Ces lieux possèdent une dimension mystique que l’on retrouve dans Ether où tu bascules vers le fantastique. Quelle est-elle pour toi ?

Je n’ai pas de religion. Mais une part de moi a toujours été touché par le mystique et la spiritualité. Mes images se veulent à la fois fortes, paisibles et fragiles.

Dans Hélios, les décors étaient énormes,  dominant des personnages tout petits. Un monde qui n’a que faire des humains qui le traversent ; je suis un grand fan de jeux vidéo et dans S.T.A.L.K.E.R., les éléments du décor agissent et évoluent indépendamment des avancées et actions du personnage principal que l’on commande. Le script n’est pas lié à ses déplacements, un peu comme si l’univers se moquait du héros de l’histoire.

Cette idée me plaît ! Ici aussi les personnages sont petits, faibles et sans visages, incapables d’agir sur leur environnement. Comme nous, ils sont écrasés par ce qui les entoure. Ils devront progresser malgré des aurores boréales étranges, un soleil noir, une mer rouge, de l’eau qui envahit tout… A l’inverse des héros mythologiques, c’est cette fragilité qui nous rend touchants ces personnages, si petits et faibles soient-ils.

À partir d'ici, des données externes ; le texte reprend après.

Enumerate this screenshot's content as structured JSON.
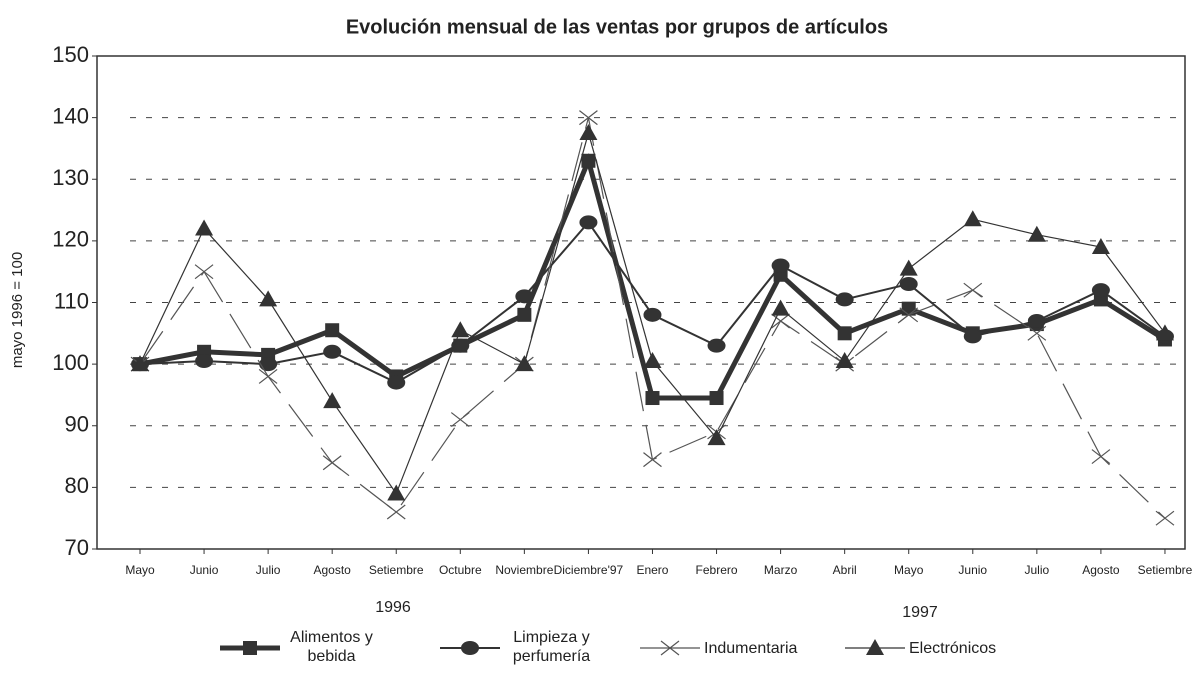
{
  "chart_data": {
    "type": "line",
    "title": "Evolución mensual de las ventas por grupos de artículos",
    "ylabel": "mayo 1996 = 100",
    "categories": [
      "Mayo",
      "Junio",
      "Julio",
      "Agosto",
      "Setiembre",
      "Octubre",
      "Noviembre",
      "Diciembre'97",
      "Enero",
      "Febrero",
      "Marzo",
      "Abril",
      "Mayo",
      "Junio",
      "Julio",
      "Agosto",
      "Setiembre"
    ],
    "year_labels": [
      "1996",
      "1997"
    ],
    "series": [
      {
        "name": "Alimentos y bebida",
        "color": "#333333",
        "marker": "square",
        "values": [
          100,
          102,
          101.5,
          105.5,
          98,
          103,
          108,
          133,
          94.5,
          94.5,
          114.5,
          105,
          109,
          105,
          106.5,
          110.5,
          104
        ]
      },
      {
        "name": "Limpieza y perfumería",
        "color": "#333333",
        "marker": "circle",
        "values": [
          100,
          100.5,
          100,
          102,
          97,
          103,
          111,
          123,
          108,
          103,
          116,
          110.5,
          113,
          104.5,
          107,
          112,
          104.5
        ]
      },
      {
        "name": "Indumentaria",
        "color": "#555555",
        "marker": "x",
        "values": [
          100,
          115,
          98,
          84,
          76,
          91,
          100,
          140,
          84.5,
          89,
          107,
          100,
          108,
          112,
          105,
          85,
          75
        ]
      },
      {
        "name": "Electrónicos",
        "color": "#333333",
        "marker": "triangle",
        "values": [
          100,
          122,
          110.5,
          94,
          79,
          105.5,
          100,
          137.5,
          100.5,
          88,
          109,
          100.5,
          115.5,
          123.5,
          121,
          119,
          105
        ]
      }
    ],
    "ylim": [
      70,
      150
    ],
    "yticks": [
      70,
      80,
      90,
      100,
      110,
      120,
      130,
      140,
      150
    ],
    "grid": true
  }
}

Ils croisent pas mal de fantômes de villes mortes aussi…

Je jouais au jeu de conquête Dominions dans lequel on commence par choisir une divinité (grecque, sri-lankaise…). De cette idée d’un combat de civilisation par dieux interposés, est née l’envie chez moi de raconter ces civilisations à travers leurs ruines, révélant comment elles en sont arrivé là.

La ville en lien avec l’eau véhicule l’espoir d’une élévation grâce aux Augures pouvant voir le futur. Mais leur pouvoir s’use, il leur faut donc plonger plus profondément à chaque fois, jusqu’à ce qu’une force ne les emprisonne dans un rêve sans fin. Toutes ont en commun une recherche de dépassement qui finit par les perdre. La civilisation suivante converse, elle, avec les morts dans une quête de savoir. Ses membres quittent pour cela leur corps et deviennent des fantômes, perdant leur humanité. La dernière civilisation attend devant une porte et prie jusqu’à décider de se figer en pierre dans l’attente du messie.

Contrairement à Hélios, le groupe s’agrandit : il porte le feu sacré qui attire les autres vers lui. Il y a de plus en plus de petites bougies. Je pense à la très longue scène de fin de Nostalghia dans laquelle Andreï Tarkovski fait traverser à son personnage un immense bassin abandonné, creusé dans la roche, avec une bougie. Vain et absurde mais d’une étrange beauté… Mes héros partent sans rien et sans rêve de grandeur, simplement d’un endroit où renaître, recommencer. Je ne voulais pas leur faire surmonter ces péripéties pour les rendre héroïques, mais plutôt pour toucher notre empathie, à les voir ainsi balayés par un monde indifférent.

La fin du livre est marquée par l’arrivée d’une végétation luxuriante…

Je lisais alors le manga Vagabond de Takehiko Inoue, dont les décors de nature sont magnifiques, et je m’y suis mis. Mes vagabonds à moi arrivent dans un monde plus paisible. Enfin le soleil brille, pleinement, écho à la première image où il est recouvert par des nuages de fumée, présage de la guerre qui va tout déclencher. Cette boucle est un recommencement, l’existence un cycle.